2 Sur la chaire de Moïse
Ou plus littéralement encore sur la cathèdre (καθέδρας) de Moïse transcrite en hébreu קָתֶדְרָא דְּמֹשֶׁה dans la Peshitta de Rav Kahana (IVs). Les cathèdres des synagogues de Hamat -Tibériade, Chorazin et Délos manifestent que l'expression n'était pas à prendre d'abord au sens figuré, mais qu'elle correspondait à un support existant dans les synagogues ; c'est là un rare détail des usages en vigueur transmis par l'évangéliste et confirmé par l'archéologie). La cathèdre servait à l'enseignement de la Torah et pouvait aussi en recevoir les rouleaux entre deux lectures. Les premières communautés en reprirent l'usage : “Parcourez les églises apostoliques où les chaires même des apôtres président encore à leur place, où on lit leurs lettres authentiques qui rendent l'écho de leur voix et mettent sous les yeux la figure de chacun d'eux.” (cf. Tertullien, Traité de la Prescription contre les Hérétiques XXXVI.1).
Titus coinElle était en partie inspirée du trône impérial au caractère religieux manifeste à considérer les deniers de Titus. La foudre, symbole de Jupiter capitolin y surmonte le dossier du trône qui restait vide et d'où l'empereur tirait son autorité. Le trône symbolisait le pouvoir reçu des dieux. Titus denier
Ce chapitre est parallèle au chapitre XI de Luc v 40 à 54 ; une différence essentielle tient au fait qu'en Luc Jésus s'adressait directement aux Pharisiens avec lesquels il était en train de prendre son repas ; en Matthieu Jésus versait sa critique contre eux devant ses disciples et la foule; ce n'est qu'à partir du v 13 que l'adresse était faite directement aux intéressés sans, pour autant, que l'auditoire ait changé. Par ce biais il est visible que Matthieu a collationné des propos repris à Luc auxquels il en a ajouté de nouveaux.

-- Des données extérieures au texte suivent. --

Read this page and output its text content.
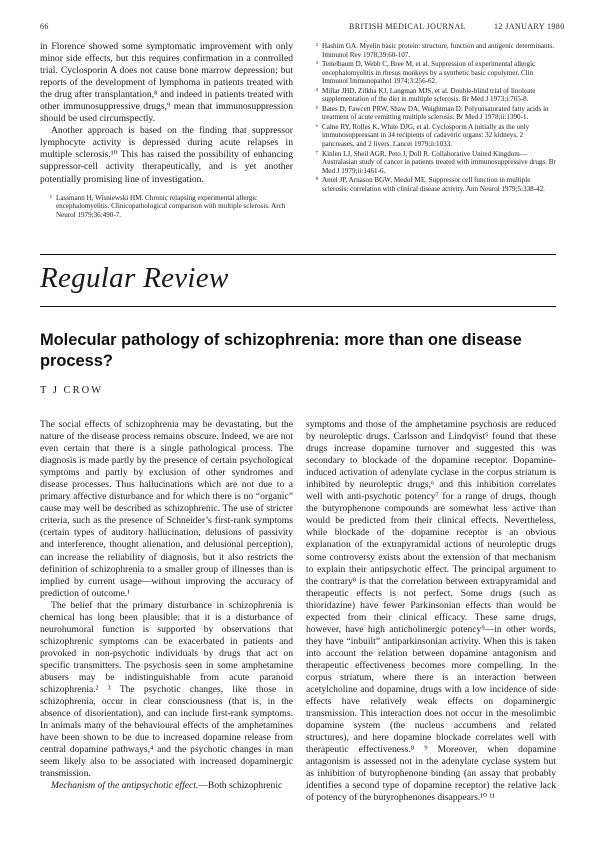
66	BRITISH MEDICAL JOURNAL	12 JANUARY 1980

in Florence showed some symptomatic improvement with only minor side effects, but this requires confirmation in a controlled trial. Cyclosporin A does not cause bone marrow depression; but reports of the development of lymphoma in patients treated with the drug after transplantation,⁸ and indeed in patients treated with other immunosuppressive drugs,⁹ mean that immunosuppression should be used circumspectly.

Another approach is based on the finding that suppressor lymphocyte activity is depressed during acute relapses in multiple sclerosis.¹⁰ This has raised the possibility of enhancing suppressor-cell activity therapeutically, and is yet another potentially promising line of investigation.

¹ Lassmann H, Wisniewski HM. Chronic relapsing experimental allergic encephalomyelitis. Clinicopathological comparison with multiple sclerosis. Arch Neurol 1979;36:490-7.
² Hashim GA. Myelin basic protein: structure, function and antigenic determinants. Immunol Rev 1978;39:60-107.
³ Teitelbaum D, Webb C, Bree M, et al. Suppression of experimental allergic encephalomyelitis in rhesus monkeys by a synthetic basic copolymer. Clin Immunol Immunopathol 1974;3:256-62.
⁴ Millar JHD, Zilkha KJ, Langman MJS, et al. Double-blind trial of linoleate supplementation of the diet in multiple sclerosis. Br Med J 1973;i:765-8.
⁵ Bates D, Fawcett PRW, Shaw DA, Weightman D. Polyunsaturated fatty acids in treatment of acute remitting multiple sclerosis. Br Med J 1978;ii:1390-1.
⁶ Calne RY, Rolles K, White DJG, et al. Cyclosporin A initially as the only immunosuppressant in 34 recipients of cadaveric organs: 32 kidneys, 2 pancreases, and 2 livers. Lancet 1979;ii:1033.
⁷ Kinlen LJ, Sheil AGR, Peto J, Doll R. Collaborative United Kingdom—Australasian study of cancer in patients treated with immunosuppressive drugs. Br Med J 1979;ii:1461-6.
⁸ Antel JP, Arnason BGW, Medof ME. Suppressor cell function in multiple sclerosis: correlation with clinical disease activity. Ann Neurol 1979;5:338-42.
Regular Review
Molecular pathology of schizophrenia: more than one disease process?
T J CROW

The social effects of schizophrenia may be devastating, but the nature of the disease process remains obscure. Indeed, we are not even certain that there is a single pathological process. The diagnosis is made partly by the presence of certain psychological symptoms and partly by exclusion of other syndromes and disease processes. Thus hallucinations which are not due to a primary affective disturbance and for which there is no “organic” cause may well be described as schizophrenic. The use of stricter criteria, such as the presence of Schneider’s first-rank symptoms (certain types of auditory hallucination, delusions of passivity and interference, thought alienation, and delusional perception), can increase the reliability of diagnosis, but it also restricts the definition of schizophrenia to a smaller group of illnesses than is implied by current usage—without improving the accuracy of prediction of outcome.¹

The belief that the primary disturbance in schizophrenia is chemical has long been plausible; that it is a disturbance of neurohumoral function is supported by observations that schizophrenic symptoms can be exacerbated in patients and provoked in non-psychotic individuals by drugs that act on specific transmitters. The psychosis seen in some amphetamine abusers may be indistinguishable from acute paranoid schizophrenia.² ³ The psychotic changes, like those in schizophrenia, occur in clear consciousness (that is, in the absence of disorientation), and can include first-rank symptoms. In animals many of the behavioural effects of the amphetamines have been shown to be due to increased dopamine release from central dopamine pathways,⁴ and the psychotic changes in man seem likely also to be associated with increased dopaminergic transmission.

Mechanism of the antipsychotic effect.—Both schizophrenic

symptoms and those of the amphetamine psychosis are reduced by neuroleptic drugs. Carlsson and Lindqvist⁵ found that these drugs increase dopamine turnover and suggested this was secondary to blockade of the dopamine receptor. Dopamine-induced activation of adenylate cyclase in the corpus striatum is inhibited by neuroleptic drugs,⁶ and this inhibition correlates well with anti-psychotic potency⁷ for a range of drugs, though the butyrophenone compounds are somewhat less active than would be predicted from their clinical effects. Nevertheless, while blockade of the dopamine receptor is an obvious explanation of the extrapyramidal actions of neuroleptic drugs some controversy exists about the extension of that mechanism to explain their antipsychotic effect. The principal argument to the contrary⁸ is that the correlation between extrapyramidal and therapeutic effects is not perfect. Some drugs (such as thioridazine) have fewer Parkinsonian effects than would be expected from their clinical efficacy. These same drugs, however, have high anticholinergic potency⁹—in other words, they have “inbuilt” antiparkinsonian activity. When this is taken into account the relation between dopamine antagonism and therapeutic effectiveness becomes more compelling. In the corpus striatum, where there is an interaction between acetylcholine and dopamine, drugs with a low incidence of side effects have relatively weak effects on dopaminergic transmission. This interaction does not occur in the mesolimbic dopamine system (the nucleus accumbens and related structures), and here dopamine blockade correlates well with therapeutic effectiveness.⁸ ⁹ Moreover, when dopamine antagonism is assessed not in the adenylate cyclase system but as inhibition of butyrophenone binding (an assay that probably identifies a second type of dopamine receptor) the relative lack of potency of the butyrophenones disappears.¹⁰ ¹¹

4 Des charges pénibles à porter
Matthieu 23.4
Luc 11.46
En effet, ils lient des charges pesantes et pénibles à porter, qu’ils placent sur les épaules des hommes, mais qu'eux mêmes de leur doigt
ne veulent pas bouger.
Il dit alors: À vous aussi oï les légistes, parce que vous chargez les hommes de charges pénibles à porter et vous, de l'un de vos doigts, vous n'effleurez pas!










Selon Luc, après avoir semoncé les pharisiens puis les scribes, Jésus se tournait vers les légistes qui à partir de la Torah émettaient des prescriptions à respecter au quotidien (Hallarah) et qu'il comparait à des charges pénibles à porter; son propos était à entendre au sens figuré puisque l'hébreu מַשָּׂא signifie à la fois charge et sentence ou prescription. En outre, il évoquait l'instrument en forme de main sculptée au doigt pointé permettant de lire la Torah ligne à ligne sans avoir à la toucher.

En Matthieu la présence des légistes n'ayant pas été indiquée l'allusion à la Torah et à la Hallarah n'a pas lieu d'être faite, d'autant que le vocabulaire utilisé (lier, épaules, bouger) oriente vers un sens concret plutôt que figuré.

5 Ils donnent de l'ampleur à leurs phylactères et allongent leurs franges.
Même remarque qu'au v2 sur les usages en vigueur, d'autant que Matthieu est le seul auteur du Nouveau Testament à s'être arrêté sur ces phylactères ou téphilines, et sur les franges ou tsitsits (à noter que la frange du manteau cf Mt14.36, Mc 6.56 ne désigne pas nécessairement les tsitsits).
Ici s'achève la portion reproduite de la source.